Życie bezdomnych, przeciw którym "zabezpiecza się" społeczeństwo, jest przez samych bezdomnych tak ułożone, że biorą pod uwagę, że takie historie będą się zdarzały. - To jest wpisane w ich plan życia. Nie dziwią się temu i - choć nie jest to dla nich korzystne - uważają, że jest to normalne - uważa dr Żurko. Podkreśla też, że osoby bezdomne nie spodziewają się życzliwości ze strony społeczeństwa. - Oczywiście szukają ludzi życzliwych, ich pomocy, bo nie mogą korzystać z instytucjonalnego systemu pomocy społecznej, i stąd te ciągłe wędrówki. Im pomoc jest potrzebna, ale jeżeli jej nie ma, to trudno - dodał.

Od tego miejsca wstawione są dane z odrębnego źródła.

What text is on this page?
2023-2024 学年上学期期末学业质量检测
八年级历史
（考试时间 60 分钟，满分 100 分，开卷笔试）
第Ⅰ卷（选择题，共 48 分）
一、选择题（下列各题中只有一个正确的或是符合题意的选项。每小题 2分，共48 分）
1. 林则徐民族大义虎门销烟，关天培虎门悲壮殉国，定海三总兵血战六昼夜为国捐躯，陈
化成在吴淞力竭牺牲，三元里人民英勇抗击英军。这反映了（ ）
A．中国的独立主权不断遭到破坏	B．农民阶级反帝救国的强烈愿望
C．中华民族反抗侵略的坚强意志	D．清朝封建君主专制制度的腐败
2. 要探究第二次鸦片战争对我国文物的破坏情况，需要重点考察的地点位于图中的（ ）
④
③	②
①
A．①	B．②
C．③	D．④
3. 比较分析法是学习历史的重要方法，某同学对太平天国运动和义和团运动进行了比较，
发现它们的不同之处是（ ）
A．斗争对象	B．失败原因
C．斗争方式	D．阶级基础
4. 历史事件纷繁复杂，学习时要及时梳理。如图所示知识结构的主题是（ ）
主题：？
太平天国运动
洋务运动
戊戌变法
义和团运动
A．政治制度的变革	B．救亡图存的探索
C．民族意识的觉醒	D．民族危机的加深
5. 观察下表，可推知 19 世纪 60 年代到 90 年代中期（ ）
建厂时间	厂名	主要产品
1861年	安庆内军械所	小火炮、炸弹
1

Żurko zauważa, że tego rodzaju zabezpieczenia nie są wyjątkowo szkodliwe dla bezdomnych, ale są szkodliwe psychicznie i mentalnościowo dla społeczeństwa. - Oni krzywdę robią samym sobie. Stosując kolejne takie "zabezpieczenia", społeczeństwo utwierdza się w przekonaniu, że dopuszczalna jest np. możliwość pogardzania bezdomnymi i jest to akceptowalne - stwierdza i dodaje: - To zmienia mentalność społeczeństwa, sposób myślenia, odczuwania i percepcji rzeczywistości. Bezdomnym nie są w stanie zaszkodzić, ale kolejne osoby mogą się usprawiedliwiać, że nie pomagają ludziom i uważać, że są w porządku - tłumaczy.
Ekspert zauważył jednak, że stosunek społeczeństwa polskiego do bezdomnych, w porównaniu ze społeczeństwem niemieckim, skandynawskim, a nawet francuskim, gdzie kloszardzi są niemalże integralną częścią kultury francuskiej, jest bardzo dobry. - Jesteśmy tolerancyjni wobec bezdomnych. Nie musimy mieć kompleksów - dodał.
System pomocy bezdomnym stworzony przez Jacka Kuronia nie jest rewelacyjny. - To było utopijne myślenie: co zrobić, żeby pozbyć się problemu bezdomności raz na zawsze. A tak się nie da! - mówi Żurko. Nasz rozmówca uważa jednak, że jeśli chodzi o ulżenie ciężkiej doli bezdomnych, system jest "dość optymalny". Nie spełnia jednak roli, która leży w interesie społecznym, czyli w wychodzeniu z bezdomności.
Spełniane są pewne funkcje, które w wychodzeniu z bezdomności pomagają, ale dzieje się to niezależnie od samego systemu, nie jest to jego podstawową funkcją. - Wraz ze długotrwałą abstynencją odnawiają się powiązania społeczne, np. więzi z dawną rodziną, kierownicy nalegają, żeby ludzie kontaktowali się z bliskimi. To ułatwia wychodzenia z bezdomności - tłumaczy dr Żurko.
Statystycznie najczęściej z bezdomności wychodzą kobiety z dziećmi, jako najbardziej zmotywowane. Stanowią one połowę wszystkich osób, którym udało się wyjść z bezdomności, mimo że są radykalną mniejszością w całej puli bezdomnych.
Wbrew pozorom bezdomność nie jest w Polsce zjawiskiem masowym. Według obliczeń Pomorskiego Forum na rzecz Wychodzenia z Bezdomności, bezdomnych jest między 38 a 42 tysięcy. - Rzeczywistość bezdomnych w Polsce nie jest do końca smutna - podsumowuje ekspert.